The notion that the Federal Reserve (Fed) stands ready to inject liquidity into markets (i.e., lowering interest rates or quantitative easing) when stocks struggle is known by investors as the “Fed put”. From an economic standpoint, when the stock market experiences severe drawdowns, this can lead to a decline in economic activity, which then has implications for the labour market and consumer prices. While the Fed doesn’t have a formal policy to support the stock market, the interconnectedness of the economy makes it such that the central bank pays attention to what is going on in financial markets, especially as it relates to the plumbing of the market (liquidity).
One could argue the Fed is more concerned about the proper functioning of the fixed income market given that large corporations need to access short-term funding for their operations; if this gums up and cracks begin to emerge, there is usually a spill-over into the broader stock market. The notion of a “Fed put” as a balancing feedback loop makes sense in normal economic conditions, but in 2022 with inflation running at the fastest clip since the 1980s, the Fed’s put may have gone kaput. Investors that have been conditioned to “buy the dip”, assuming liquidity from the Fed will arrive in a swift fashion to help bolster risk appetite, may need to rethink this strategy in the context of the inflationary environment as the Fed aims to rein in consumer prices.
Adding fuel to the slow burn that has been financial markets in 2022 is the fact that the selloff has been relatively calm. The VIX (a gauge of stock market volatility) has risen this year, but is still below 30, and is a far cry from the 80-handle witnessed during the heart of the COVID-19 panic. High-yield spreads in the US are creeping higher, but at this point, look more like a normalization than the market sniffing out an imminent recession. Financial markets are now in uncharted territory. As this article from the Man Institute shows, this is the first time in history (since data became available), that both stocks and bonds have fallen together for five weeks in a row.

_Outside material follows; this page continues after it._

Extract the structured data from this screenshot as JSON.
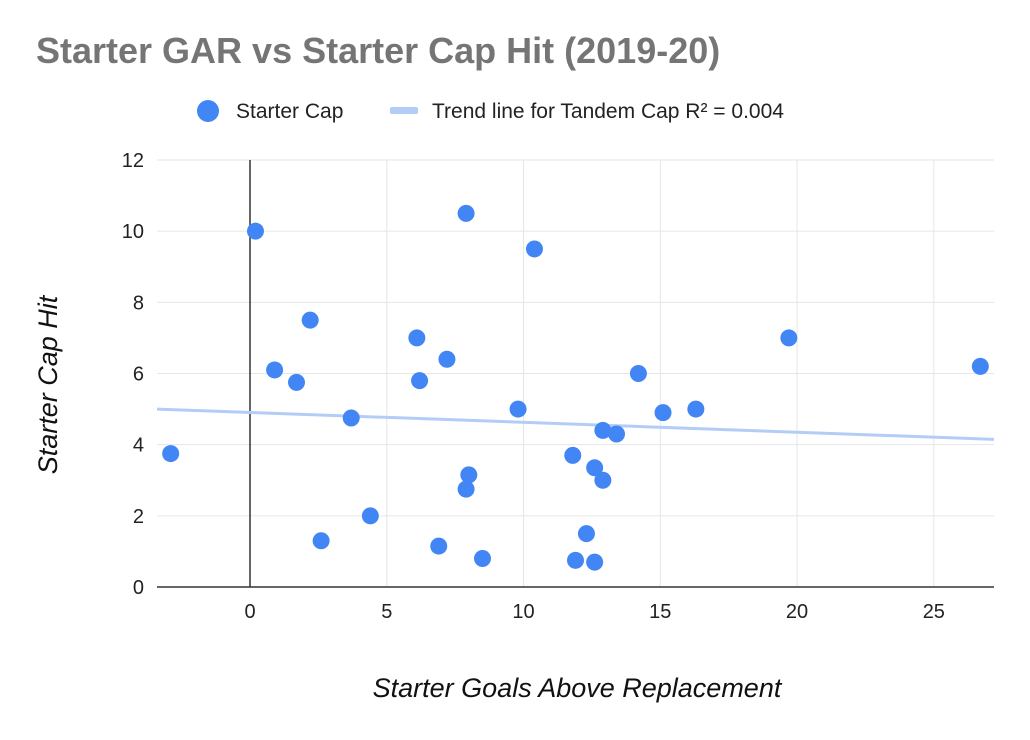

Furthermore, slumping productivity growth in the US creates a challenging path forward for the Fed and financial markets as it relates to monetary policy. The Fed is being forced to walk a tightrope between keeping monetary policy conditions loose enough to hopefully spark productivity, while not letting prices continue to spiral out of control. While there is a low probability the Fed comes to the rescue while inflation remains high, this is an environment where commodities are likely to continue their outperformance. Even in the scenario where the Fed is too aggressive in its tightening and hikes the economy into a recession, supply-side issues may still outweigh the destruction in demand that comes from a Fed-induced recession.